The rise of outsource service providers and other types of project managers has changed the role of companies that once worked directly with facility managers. Today, there is (in many cases) some form of intermediary between them and the end user. Many suppliers aren’t thrilled with these ‘arm’s length’ arrangements.
“Facility managers now have so many options when they’re looking for someone to help them with projects. It’s hard for them to know the pros and cons of the various approaches they could take,” says Lynn McGregor, founding principal of McGregor Design Group in Toronto. “Typically, professional architects and interior designers must include strong project management and consultant coordination in their scope of services. Facility managers should be wary of project management firms that insist they are required on projects that will have qualified consultants on board. Clients in these situations often pay far more than they need to – for no added value.”
In McGregor’s opinion, project management firms are most valuable on large, complex projects or on low budget projects that do not have a scope for extensive consulting expertise.
What isn’t likely to change anytime soon is an industry-wide trend toward consolidation.
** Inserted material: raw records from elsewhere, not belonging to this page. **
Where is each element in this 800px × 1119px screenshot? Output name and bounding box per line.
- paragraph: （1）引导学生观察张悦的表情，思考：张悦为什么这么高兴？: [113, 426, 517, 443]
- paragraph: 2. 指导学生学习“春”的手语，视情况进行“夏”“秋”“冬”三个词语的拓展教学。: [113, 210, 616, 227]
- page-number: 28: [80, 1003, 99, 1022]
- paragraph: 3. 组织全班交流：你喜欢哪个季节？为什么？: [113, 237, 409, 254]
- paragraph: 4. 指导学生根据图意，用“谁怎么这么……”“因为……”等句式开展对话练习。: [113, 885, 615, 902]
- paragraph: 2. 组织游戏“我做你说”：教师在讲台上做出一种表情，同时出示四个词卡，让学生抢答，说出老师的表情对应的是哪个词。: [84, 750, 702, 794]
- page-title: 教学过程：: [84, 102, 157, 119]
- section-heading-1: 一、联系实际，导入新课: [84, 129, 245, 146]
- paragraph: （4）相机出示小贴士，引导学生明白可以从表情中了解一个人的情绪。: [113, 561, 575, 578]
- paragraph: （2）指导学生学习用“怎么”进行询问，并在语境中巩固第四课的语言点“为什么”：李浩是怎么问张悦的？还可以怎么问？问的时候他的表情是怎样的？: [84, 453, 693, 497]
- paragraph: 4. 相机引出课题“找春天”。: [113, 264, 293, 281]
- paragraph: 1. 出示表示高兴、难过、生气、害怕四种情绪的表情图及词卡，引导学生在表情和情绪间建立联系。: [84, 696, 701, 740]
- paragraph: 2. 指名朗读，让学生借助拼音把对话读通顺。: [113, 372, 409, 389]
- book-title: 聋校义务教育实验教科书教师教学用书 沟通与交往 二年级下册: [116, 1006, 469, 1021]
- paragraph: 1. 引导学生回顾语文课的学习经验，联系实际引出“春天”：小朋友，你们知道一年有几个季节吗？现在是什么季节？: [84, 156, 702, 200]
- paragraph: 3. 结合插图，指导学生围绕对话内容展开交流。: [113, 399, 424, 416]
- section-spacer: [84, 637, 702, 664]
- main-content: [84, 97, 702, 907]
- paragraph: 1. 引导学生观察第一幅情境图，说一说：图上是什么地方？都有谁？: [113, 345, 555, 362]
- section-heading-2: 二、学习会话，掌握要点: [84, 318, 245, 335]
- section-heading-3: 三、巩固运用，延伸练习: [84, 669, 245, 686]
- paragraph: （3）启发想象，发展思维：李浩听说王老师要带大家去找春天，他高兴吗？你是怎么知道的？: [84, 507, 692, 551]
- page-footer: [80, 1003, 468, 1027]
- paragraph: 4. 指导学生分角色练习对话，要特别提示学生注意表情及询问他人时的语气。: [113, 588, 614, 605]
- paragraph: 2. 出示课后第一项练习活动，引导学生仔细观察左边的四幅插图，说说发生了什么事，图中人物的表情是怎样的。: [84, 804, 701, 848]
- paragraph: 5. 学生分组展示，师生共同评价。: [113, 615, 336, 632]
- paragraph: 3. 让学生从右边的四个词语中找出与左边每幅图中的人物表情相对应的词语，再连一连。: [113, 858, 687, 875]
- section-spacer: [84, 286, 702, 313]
According to McGregor, mid-size design firms in Canada have all but disappeared. They have been bought up by and subsumed within ever larger firms that provide a host of services under one roof, including interior design, architecture, engineering and project management. What is left, apart from these multi-service mega-firms, are small, ‘boutique’ design firms.
Although big box retail stores offer convenience and value, they’re not the best place to buy everything – and there are parallels here to outsourcing.
“One-stop shopping can make management easier but it’s not necessarily going to get you the right product,” says Michel Theriault, principal of facility and property management consulting and advisory firm, Strategic Advisor. “If you hire (a company) to do your project management, find out whether it will be using its in-house people or whether it has a partner or supplier that it always uses.”
In either of these cases, a facility manager’s options will be limited, he says.
A better case scenario is the outsource service provider will “go out on the market to seek out the best supplier on your behalf, as you would do if you were doing it yourself,” Theriault adds.
The major outsourcing service providers are already very big and they’re under market pressure to get bigger. Meanwhile, facility managers are tasked with doing more with less – less space, smaller budgets and fewer in-house employees. Because of this, outsourcing at least some services is beginning to look more attractive.
How does a facility manager choose an outsourcing agreement that will work well for their organization?
“(It’s important to) keep in mind that the lowest initial price is not necessarily going to be your lowest total cost,” says Theriault.
When evaluating request for proposal (RFP) responses for an outsourcing service provider, Theriault says price should be weighted so that it accounts for between 30 to 50 per cent of the decision.
Pamela Young is editor-in-chief of Canadian Facility Management & Design magazine.